# MTC for ETC Eos and recorded tracks



## Parker Battle (Apr 19, 2015)

So for an upcoming show all of the songs are recorded tracks and want to be pretty cue heavy with lights. Ive seen many times on youtube and what not of people using audition to send out SMPTE timecode for this. Basically I want to be able to put markers in a song and have them fire my lighting cues on my ION. Im really new to show control but want to get to know it but for this show i want to make it as simple as possible. I bought a M-Audio Sport 1x1. Is this what i need? Saw something about it might not support MTC. Is MTC what I want to use? ANY AND ALL HELP APPRECIATED!!! THANKS!!!!


----------



## jf5264835 (Apr 21, 2015)

Sound interesting.


----------



## RileyChilds (Apr 21, 2015)

If I was going to do this I would do it the other way and have the ION fire the sound cues, you get a little more flexibility like that.


----------



## Parker Battle (Apr 21, 2015)

RileyChilds said:


> If I was going to do this I would do it the other way and have the ION fire the sound cues, you get a little more flexibility like that.
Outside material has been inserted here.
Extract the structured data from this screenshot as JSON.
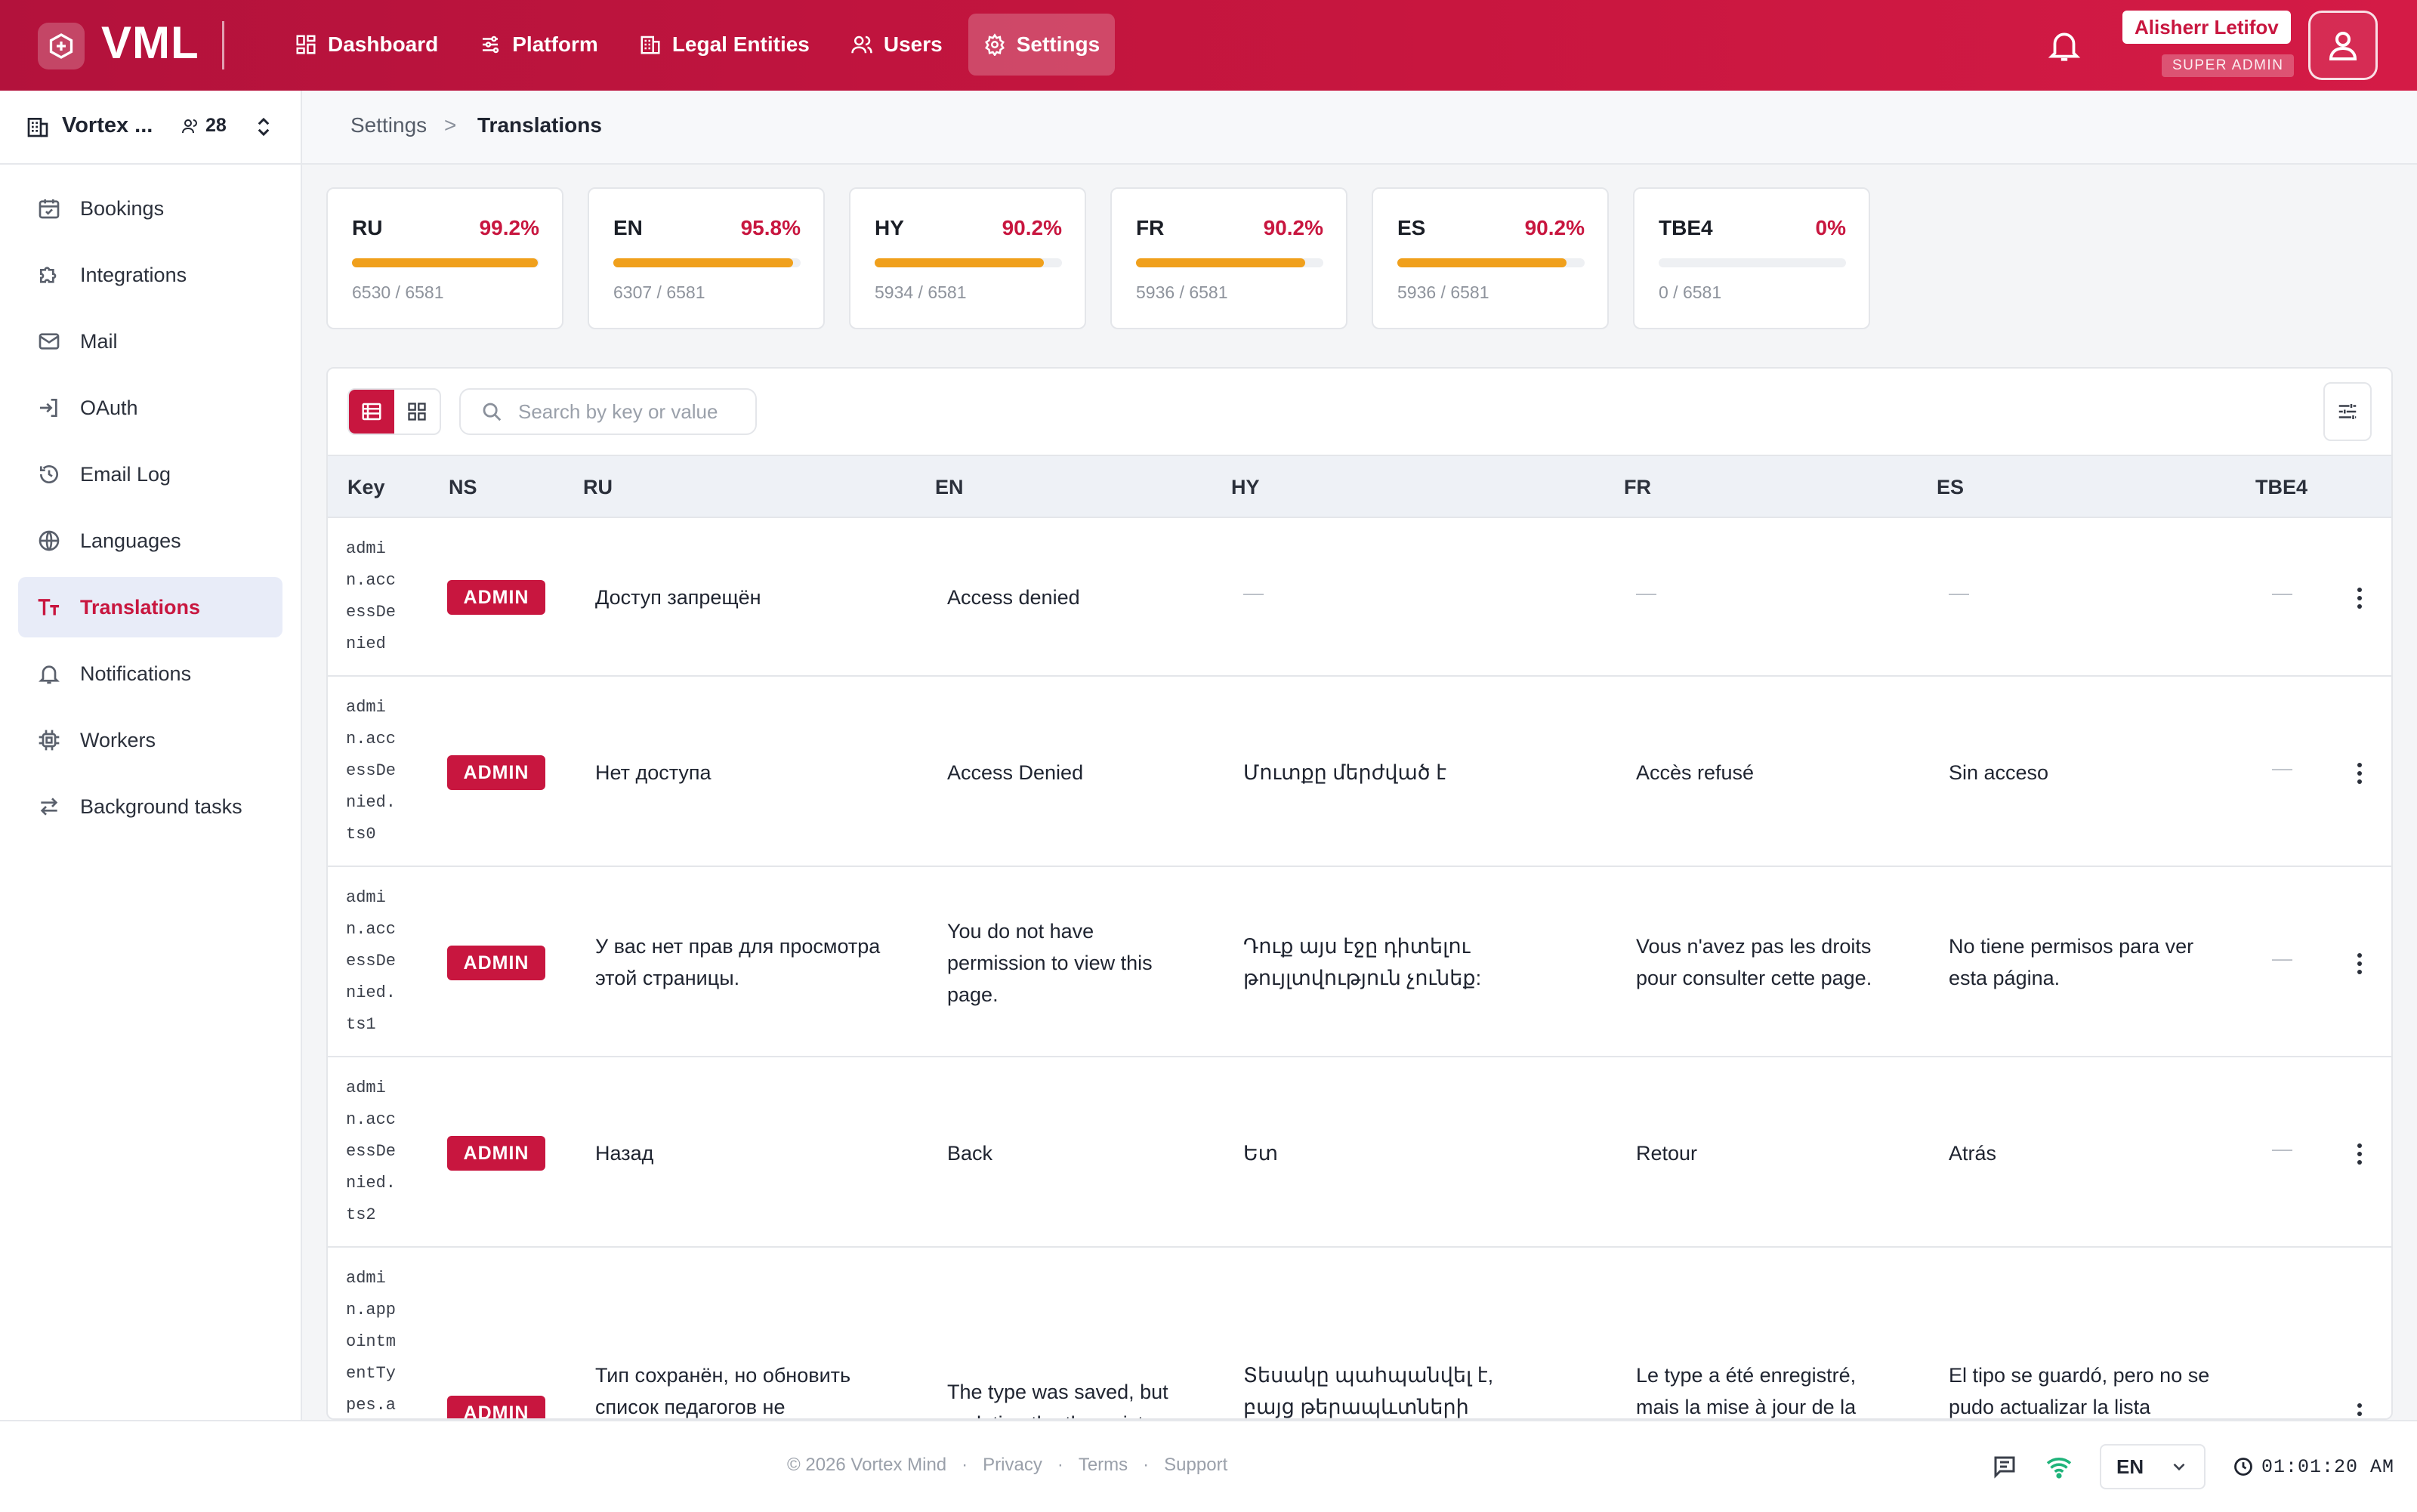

yes but I need the opposite lol. sound has one cue, lights has 300+


----------



## danTt (Apr 22, 2015)

https://www.etcconnect.com/WorkArea/DownloadAsset.aspx?id=10737461372 is a good place to start.


----------



## Parker Battle (Apr 22, 2015)

danTt said:


> https://www.etcconnect.com/WorkArea/DownloadAsset.aspx?id=10737461372 is a good place to start.


Ive been reading that the past couple of days lol


----------



## RileyChilds (Apr 22, 2015)

Personally I would create a ton of Dummy cues or use something like cue lab. Another option would be to configure your ION to only fire a MIDI cue on a specific cue. Traditionally cues get fired by lights to sound if using MIDI or some other control solution. 
//Riley


----------



## Joshualangman (Apr 23, 2015)

Here is a fairly standard way of doing this, and probably the best way, in my opinion.

Let QLab run your show. It's show control software, it's made for this.
For each song, make a fire-all-simultaneously group in QLab containing the audio track and a number of MSC cues whose pre-waits are equivalent to the timecode when you want them to fire. These MSC cues (or OSC, or whatever) tell your Ion to GO.


----------



## sk8rsdad (Apr 23, 2015)

@Joshualangman, our preferred option is to do something similar except we start an MTC clock with a specific start time and use the show control in the Ion console to manage lighting events with an auto-follow to disable the MTC clock when the audio track ends.

It allows lighting changes to be made by the lighting people without having to coordinate everything with the sound and projections people. Also, we find it takes less effort to learn timing events in Ion's show control engine rather than having to code MSC events in QLab.


----------